Hob Nob Hill

Review by: Michael Stern

Embroidered bywords on the wall behind the cash register of Hob Nob Hill offer this assurance: “Pleasures in Life are Few, One of Ours is Serving You”. There isn’t a more benevolent restaurant in America. Its gentle dining rooms put us in mind of mid-century domestic science brochures that offer advice for the new bride who wants to please her husband and create a happy home: Set an attractive table, cook wholesome meals to keep your family healthy, add a pleasant little garnish to every plate that shows you care.

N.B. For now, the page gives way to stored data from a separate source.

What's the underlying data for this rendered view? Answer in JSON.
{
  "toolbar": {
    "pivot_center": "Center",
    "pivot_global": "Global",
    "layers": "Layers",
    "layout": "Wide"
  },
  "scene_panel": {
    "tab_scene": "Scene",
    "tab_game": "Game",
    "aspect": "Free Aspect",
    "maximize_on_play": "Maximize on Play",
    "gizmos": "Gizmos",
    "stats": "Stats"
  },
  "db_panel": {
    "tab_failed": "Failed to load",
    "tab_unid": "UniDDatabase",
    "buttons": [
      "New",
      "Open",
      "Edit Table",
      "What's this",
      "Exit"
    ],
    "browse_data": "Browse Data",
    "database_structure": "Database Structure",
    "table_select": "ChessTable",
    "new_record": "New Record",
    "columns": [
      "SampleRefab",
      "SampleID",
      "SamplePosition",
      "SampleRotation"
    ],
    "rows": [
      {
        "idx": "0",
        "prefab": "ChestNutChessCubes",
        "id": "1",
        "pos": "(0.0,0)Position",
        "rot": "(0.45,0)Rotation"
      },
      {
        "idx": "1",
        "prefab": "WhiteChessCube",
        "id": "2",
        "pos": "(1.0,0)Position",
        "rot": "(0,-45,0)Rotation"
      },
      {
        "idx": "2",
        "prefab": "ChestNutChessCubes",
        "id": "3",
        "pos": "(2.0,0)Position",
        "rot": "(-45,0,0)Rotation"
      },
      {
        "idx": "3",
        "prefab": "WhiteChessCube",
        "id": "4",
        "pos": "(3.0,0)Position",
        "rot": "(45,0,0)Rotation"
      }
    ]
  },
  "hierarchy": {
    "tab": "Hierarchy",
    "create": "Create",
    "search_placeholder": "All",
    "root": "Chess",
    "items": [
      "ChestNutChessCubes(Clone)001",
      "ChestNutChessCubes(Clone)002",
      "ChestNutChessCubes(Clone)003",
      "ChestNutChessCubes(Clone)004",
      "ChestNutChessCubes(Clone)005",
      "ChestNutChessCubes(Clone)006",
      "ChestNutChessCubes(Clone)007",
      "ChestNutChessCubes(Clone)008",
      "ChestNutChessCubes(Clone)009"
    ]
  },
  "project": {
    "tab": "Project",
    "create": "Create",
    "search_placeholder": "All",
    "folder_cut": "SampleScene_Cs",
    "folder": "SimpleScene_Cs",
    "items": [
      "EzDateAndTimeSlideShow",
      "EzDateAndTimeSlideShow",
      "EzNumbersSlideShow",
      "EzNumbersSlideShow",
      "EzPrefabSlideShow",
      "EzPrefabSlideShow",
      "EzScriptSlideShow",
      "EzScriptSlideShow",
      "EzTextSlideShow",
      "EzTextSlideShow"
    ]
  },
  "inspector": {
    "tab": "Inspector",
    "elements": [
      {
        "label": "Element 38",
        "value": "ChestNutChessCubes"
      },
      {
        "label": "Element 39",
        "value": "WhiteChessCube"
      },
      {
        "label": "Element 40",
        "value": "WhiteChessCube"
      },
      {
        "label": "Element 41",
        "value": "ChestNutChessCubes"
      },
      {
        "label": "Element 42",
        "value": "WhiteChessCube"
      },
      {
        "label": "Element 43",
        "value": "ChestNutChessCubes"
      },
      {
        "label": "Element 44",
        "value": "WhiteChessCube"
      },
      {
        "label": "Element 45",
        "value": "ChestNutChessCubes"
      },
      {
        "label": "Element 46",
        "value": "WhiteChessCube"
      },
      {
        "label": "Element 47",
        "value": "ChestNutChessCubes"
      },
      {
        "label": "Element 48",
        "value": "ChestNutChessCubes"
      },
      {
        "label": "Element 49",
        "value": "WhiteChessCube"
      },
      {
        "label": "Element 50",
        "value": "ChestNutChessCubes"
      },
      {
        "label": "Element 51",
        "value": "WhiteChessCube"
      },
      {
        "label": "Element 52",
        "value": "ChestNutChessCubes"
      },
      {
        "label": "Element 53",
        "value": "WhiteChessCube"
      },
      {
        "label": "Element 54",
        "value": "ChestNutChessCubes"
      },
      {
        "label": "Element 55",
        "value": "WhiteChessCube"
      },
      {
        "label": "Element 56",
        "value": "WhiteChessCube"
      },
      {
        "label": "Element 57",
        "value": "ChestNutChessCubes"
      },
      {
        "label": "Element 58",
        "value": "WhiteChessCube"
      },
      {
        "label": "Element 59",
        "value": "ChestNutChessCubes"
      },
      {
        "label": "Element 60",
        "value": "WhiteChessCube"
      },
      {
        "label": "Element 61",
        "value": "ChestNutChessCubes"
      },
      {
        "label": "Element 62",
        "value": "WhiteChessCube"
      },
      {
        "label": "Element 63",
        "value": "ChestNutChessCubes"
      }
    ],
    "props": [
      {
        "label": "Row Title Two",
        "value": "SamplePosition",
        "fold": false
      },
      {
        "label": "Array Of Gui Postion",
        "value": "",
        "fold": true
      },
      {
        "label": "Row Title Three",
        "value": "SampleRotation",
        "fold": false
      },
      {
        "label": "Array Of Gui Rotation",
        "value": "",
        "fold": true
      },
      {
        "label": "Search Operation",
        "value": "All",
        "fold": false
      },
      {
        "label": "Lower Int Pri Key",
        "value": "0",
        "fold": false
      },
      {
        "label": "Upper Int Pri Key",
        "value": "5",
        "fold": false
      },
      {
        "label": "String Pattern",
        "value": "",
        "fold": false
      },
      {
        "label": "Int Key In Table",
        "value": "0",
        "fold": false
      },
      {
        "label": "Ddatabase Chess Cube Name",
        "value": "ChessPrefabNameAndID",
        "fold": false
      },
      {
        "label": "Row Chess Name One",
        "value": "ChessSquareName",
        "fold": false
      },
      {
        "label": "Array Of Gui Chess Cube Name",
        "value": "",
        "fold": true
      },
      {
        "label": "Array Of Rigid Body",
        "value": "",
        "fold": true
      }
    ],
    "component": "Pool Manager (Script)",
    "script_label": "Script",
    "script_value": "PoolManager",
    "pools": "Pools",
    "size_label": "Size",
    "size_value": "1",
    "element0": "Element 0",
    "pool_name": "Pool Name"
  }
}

So it is at Hob Nob Hill, the last word in comfort-food restaurants and one of the last of a special breed of place that once thrived in Southern California – the deluxe urban coffee shop.

Outfitted in uniforms with crisp white aprons, the ladies who attend tables are brisk and kindly; and they are guided in their work by an almost imperceptible loud-speaker system utilized by hosts who patrol the floor and rush to a microphone whenever they see a customer who needs something. The hosts’ broadcasts are made in old-fashioned numeric code like police dispatchers on “Highway Patrol” once used, so the sensitive ears of customers are not exposed to the nitty-gritty details of dining-room upkeep. “101 on 20,” means table 20 needs service. “50 on 10” summons a bus boy to table 10 immediately. “104 to the counter” alerts the staff that someone at the short counter in the first dining room needs a check.

Pause a moment to admire your Waldorf or spinach salad when it’s set down. A moment later, the waitress will return with a plate topped with a linen napkin on which are placed chilled forks for your salad-eating pleasure. Yes, chilled forks.

Everyday dinner entrees include prime rib and chicken croquettes and hot turkey with sage dressing; but there is a whole rotation of specials by which regular customers set their clocks: corned beef and cabbage on Monday, beef stew Wednesday, pot roast and leg o’ lamb Sunday.

Many San Diegans think of Hob Nob Hill as a breakfast spot; and if you can eat but one meal here, that’s the one. It is a joyous place in the morning; and to start the day with freshly squeezed juice and good coffee and a wedge of blackberry coffee cake or a pumpkin muffin, is a taste of Pacific Coast heaven. Amidst the rush and crowds, waitresses liven up the room by schmoozing with customers they have known for years as enthusiastic pastry-hounds rhapsodize out loud over the individual bundt cakes and caramel pecan buns and sweet rolls in the glass case that everyone admires while they wait for a table.

What To Eat

Coffee Cake


Hot Turkey Dinner

Pecan Roll

Waldorf Salad

Corned Beef Hash


Hob Nob Hill Recipes


What do you think of Hob Nob Hill?

One Response to “Hob Nob Hill”

Christina Rowley

January 4th, 2007

My family and I ate at Hob Nob after reading the current reviews on this website. I have three children: a toddler, a seven year old and a ten year old who is in a wheelchair. The table they gave us was great and roomy. I typically find that restaurants built prior to the laws for handicap accessibility are hard to maneuver through, but Hob Nob Hill made sure we could get through.

The staff was wonderful; the food was fresh and tasty. I loved the little extra homemade touches of yesteryear. I personally loved the fresh-baked bread and the scooped-out oranges for the wonderful jellies and jams. The staff had coloring placemats and crayons for my children; the placemat had kid-oriented food items and included a juice for breakfast, a nice touch. The waitresses all seemed to stop by and say hi, which the children loved.

As for my husband’s and my own food, all was excellent. My husband said he had the best roast beef hash ever. Our coffee cups never went empty, and they actually had creamer in a nice little pourer, instead of those nasty little single-serving plastic things. All in all, it was a very enjoyable breakfast; we are taking my parents back soon. Oh, and they do accept reservations.